Donald Trump may have just accepted the Republican presidential nomination, but what he might not know is that he has been turned into an action, or should that be inaction, figure. Eight climate inaction figures – including former presidential hopefuls Sarah Palin and Ted Cruz – have been created by the advertising duo Cabot Norton and Arturo Arand, who launched the Climate Solution website. The project aims to raise awareness about failing to act against climate change.
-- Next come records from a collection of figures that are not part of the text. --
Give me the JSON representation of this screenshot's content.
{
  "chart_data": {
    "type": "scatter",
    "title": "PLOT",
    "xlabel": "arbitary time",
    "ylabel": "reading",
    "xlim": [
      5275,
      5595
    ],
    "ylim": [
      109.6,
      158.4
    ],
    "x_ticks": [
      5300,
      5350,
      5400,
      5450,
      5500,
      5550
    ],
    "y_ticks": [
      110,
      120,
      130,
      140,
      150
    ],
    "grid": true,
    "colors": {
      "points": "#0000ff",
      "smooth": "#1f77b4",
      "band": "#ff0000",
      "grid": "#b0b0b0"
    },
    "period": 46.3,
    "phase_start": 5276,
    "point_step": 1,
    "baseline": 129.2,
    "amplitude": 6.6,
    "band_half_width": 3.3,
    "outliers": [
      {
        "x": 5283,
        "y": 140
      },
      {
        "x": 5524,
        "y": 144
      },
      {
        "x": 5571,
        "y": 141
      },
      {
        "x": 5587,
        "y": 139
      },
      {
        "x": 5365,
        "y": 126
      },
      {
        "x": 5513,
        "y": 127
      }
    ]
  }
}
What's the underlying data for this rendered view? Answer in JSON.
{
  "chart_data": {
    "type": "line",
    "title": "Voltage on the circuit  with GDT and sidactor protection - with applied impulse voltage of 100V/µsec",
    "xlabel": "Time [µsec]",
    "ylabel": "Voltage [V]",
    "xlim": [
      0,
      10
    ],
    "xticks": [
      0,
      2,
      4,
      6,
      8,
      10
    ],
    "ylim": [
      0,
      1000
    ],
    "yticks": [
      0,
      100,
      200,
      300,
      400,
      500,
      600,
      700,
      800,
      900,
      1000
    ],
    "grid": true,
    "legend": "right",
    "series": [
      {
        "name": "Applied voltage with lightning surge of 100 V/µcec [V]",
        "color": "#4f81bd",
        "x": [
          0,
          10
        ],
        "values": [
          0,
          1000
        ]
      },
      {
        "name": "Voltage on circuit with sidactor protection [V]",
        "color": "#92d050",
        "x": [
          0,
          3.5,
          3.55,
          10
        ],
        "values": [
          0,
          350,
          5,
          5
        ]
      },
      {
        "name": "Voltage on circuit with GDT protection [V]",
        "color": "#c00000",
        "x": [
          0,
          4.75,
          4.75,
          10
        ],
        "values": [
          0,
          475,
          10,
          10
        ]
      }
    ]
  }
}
But as blogger Phil Plait points out: “Sadly, you can’t buy [the figures]. Unless you’re a fossil fuel company!” Enjoy the mock advertisement below.

 

The latest Star Trek film – Star Trek Beyond – opens today in the UK and the US and while fans will be catching up with the latest antics of Captain Kirk and Mr Spock, students at the University of Leicester have been busy calculating how to build a photon torpedo – a matter–antimatter weapon used in Star Trek to fight off enemies such as Klingons or the Borg. You can try to make one yourself, but apparently it won’t work if you use a material with a nucleus that contains fewer than 26 protons, with lead or uranium being the best materials.

Staying with the silver screen, the new Ghostbusters film features a neutrino physicist as one of its spectre slayers. Played by Kristen Wiig, the physicist character was developed with help from two real-life neutrino physicists at the Massachusetts Institute of Technology (MIT): Lindley Winslow and Janet Conrad. You can read about the film crew’s visit to MIT – and how it inspired a giant set of equations in the film – in “Who you gonna call? MIT physicists!”.